В Столешниках, в квартире В. А. Гиляровского, открыты окна, распахнуты настежь двери балкона — сейчас нужно много света и воздуха.

На стене кабинета Владимира Алексеевича висит его портрет кисти народного художника СССР А. М. Герасимова, замечательный по сходству и выполнению; писатель изображен у себя на даче, среди зелени, сидящим около стола, покрытого белой скатертью. Его фигуру обильно заливает знойный солнечный свет. На столе полевые цветы, тарелка крупной аппетитной клубники; он сидит с традиционной табакеркой в руках, полный сил, бодрый и радостный, каким был всю жизнь. А у противоположной стены, сплошь завешанной картинами больших русских мастеров — Саврасова, Левитана, Архипова, Поленова, — лежит в постели сам писатель, больной, престарелый, ему идет уже восемьдесят третий год.

У его кровати — дубовая тумбочка, заваленная тетрадями, записными книжками, бумагой, карандашами. Время от времени Владимир Алексеевич делает заметки, что-то записывает — писательская потребность у него неукротима».

Но все, увы, совсем не то, что было. Слепота, глухота, немощь. И, главное, самое страшное — забвение. Гиляровский больше не кумир молодых репортеров, не участник шумных пирушек и не автор многочисленных газетных репортажей. В книжных магазинах продаются его книги. Их покупают, их читают, пишут письма автору. Но только и всего. Конечно же такая жизнь не могла понравиться такому живчику, как Гиляровский.

А вести другую не было возможности. Увы.

Однако Гиляровский делал все, что мог, чтоб не предаваться унынию.
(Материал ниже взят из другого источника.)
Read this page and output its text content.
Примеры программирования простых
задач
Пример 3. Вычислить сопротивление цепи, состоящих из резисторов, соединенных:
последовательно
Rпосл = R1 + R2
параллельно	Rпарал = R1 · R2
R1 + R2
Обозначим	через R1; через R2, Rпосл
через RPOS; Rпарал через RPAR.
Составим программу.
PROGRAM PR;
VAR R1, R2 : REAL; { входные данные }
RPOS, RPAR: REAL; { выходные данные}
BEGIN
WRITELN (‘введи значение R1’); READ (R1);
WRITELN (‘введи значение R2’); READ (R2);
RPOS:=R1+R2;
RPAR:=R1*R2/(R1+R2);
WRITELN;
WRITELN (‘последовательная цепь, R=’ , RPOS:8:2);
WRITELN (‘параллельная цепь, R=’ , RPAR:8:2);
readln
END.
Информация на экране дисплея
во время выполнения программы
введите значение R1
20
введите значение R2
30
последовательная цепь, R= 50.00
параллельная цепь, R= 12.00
Былая слава, разумеется, ушла, но старых друзей все же было много.

— Как вы себя чувствуете? — спрашивали они у старика.

— Нахожусь в блаженном успении, — ответствовал тот. И улыбался.

Иронизировал по поводу своей все прогрессирующей глухоты:

— Ничего. Меньше буду слышать глупостей. Сетовал:

— Банки прописали. Ухандакался. Сколько было силищи, и какой! Думал, что памятник Минину и Пожарскому раньше меня развалится.

Больно было смотреть на него.

Время от времени пытался сочинять стихи. Выходило нечто странное.

Я вижу даль твою, Россия, Слежу грядущее твое, Все те же нивы золотые, Все тот же лес, зверей жилье. Пространства также все огромны, Богатств на миллион веков. Дымят в стенах бескрайних домны. Полоски рельсовых оков Сверкают в просеках сосновых И сетью покрывают дол, И городов десятки новых, И тысячи станиц и сел. Пески немые Туркестана Покрыты зеленью давно, Их с мрачной джунглей Индостана Связало новое звено. Покой и мир. Границ казенных Не ведает аэроплан, По радио нет отдаленных, Неведомых и чуждых стран. На грани безвоздушной зоны При солнце и в тумане мглы Летят крылатые вагоны И одиночные орлы. То там, то здесь дымят гиганты, Солончаки рвут трактора, Изобретатели — таланты, Еще незнамые вчера, Сегодня украшают сферы, Рвут стратостаты стратосферы… А под Москвою — в путь подземный Незримо шествует метро…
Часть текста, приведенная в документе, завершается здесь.